По Фейербаху, тождество мышления и бытия «выражает не что иное, как тождество мышления с самим собой»48 .
«Истинная сущность суеверия — это тождество мышления и бытия, которое охотно оправдывает всякую бессмыслицу и нашло свое логическое завершение в delirium tremens берлинской философии откровения»49 .
«Тождество мышления и бытия во всяком случае исторически вполне оправдано; оно также, если понимать его правильно, является субъективным, эстетическим принципом. Но если это тождество высказывают абсолютно как универсальный принцип, то оно становится принципом политического деспотизма, религиозного суеверия и спекулятивных фокусов»50 .
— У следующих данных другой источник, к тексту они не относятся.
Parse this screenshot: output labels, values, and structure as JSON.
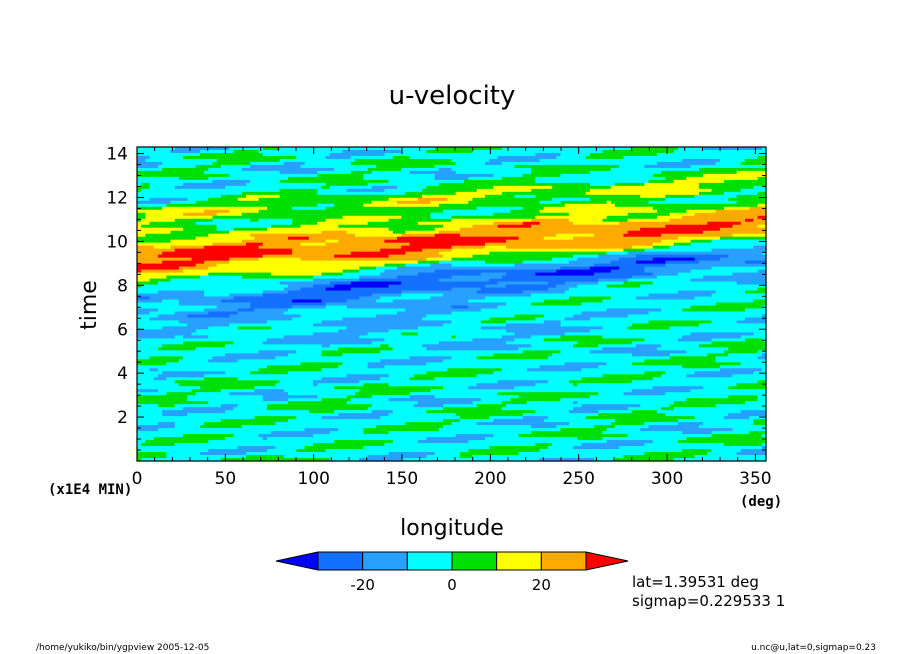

«Абсолютное тождество или, скорее, абсолютная путаница противоположностей и предметов в этой области, как и в других областях, не пролила истинного света на спорное явление, но окутала его мистической тьмой»51 .
Второй факт, о котором пишет Ильенков, был хорошо знаком Фейербаху и марксистам, цитаты которых против принципа тождества мышления и бытия уже были приведены в моей предыдущей статье. Так почему же эти мыслители, понимая и принимая диалектическое тождество различного, тождество противоположностей, не принимали тождества мышления и бытия? Почему не считали его частным случаем общего принципа единства и борьбы противоположностей?
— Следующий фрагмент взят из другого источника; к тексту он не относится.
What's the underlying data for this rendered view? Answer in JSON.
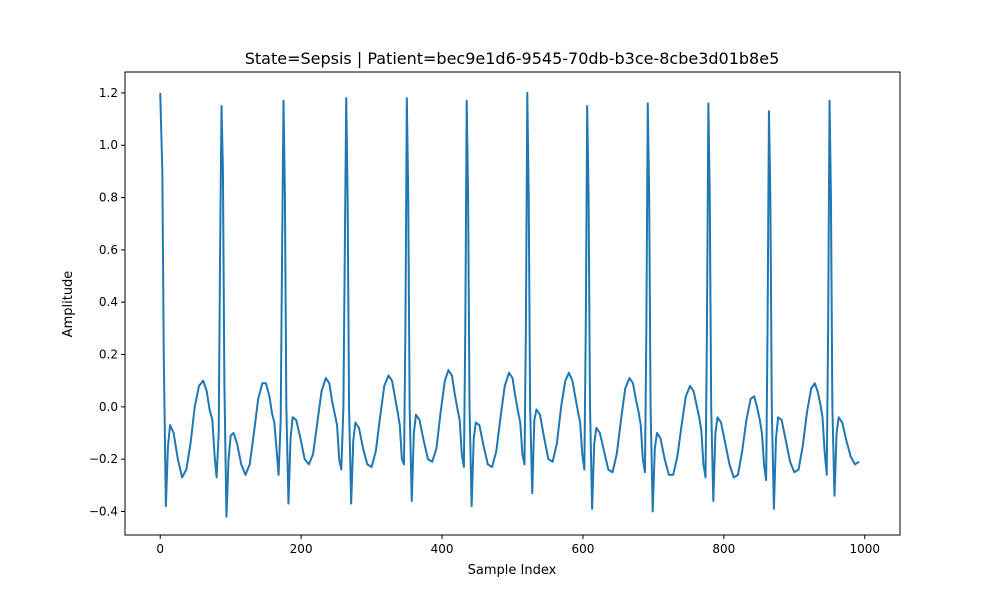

Подсказку для ответа на этот вопрос даёт уже сам Фейербах в приведённой выше цитате: как абсолютный принцип, это тождество становится «принципом политического деспотизма, религиозного суеверия и спекулятивных фокусов». А исторической тенью этого тождества является онтологический аргумент, выведение бога из полноты бытия.
Именно таким это тождество, независимо от намерений, делает Ильенков, утверждая, что оно «пароль на право входа в научную философию, в пределы её предмета»52 . Он приписывает это тождество большему числу философов, чем следует, почти подменяет вопросом о тождестве мышления и бытия основной вопрос философии о первичности материи по отношению к мышлению, ставит этот принцип тождества на место ленинской теории отражения и укрепляет тем самым отвергаемую на словах скрытую гегелевскую онтологию.
Ленин замечал подобного рода ошибки, например, у И. Дицгена.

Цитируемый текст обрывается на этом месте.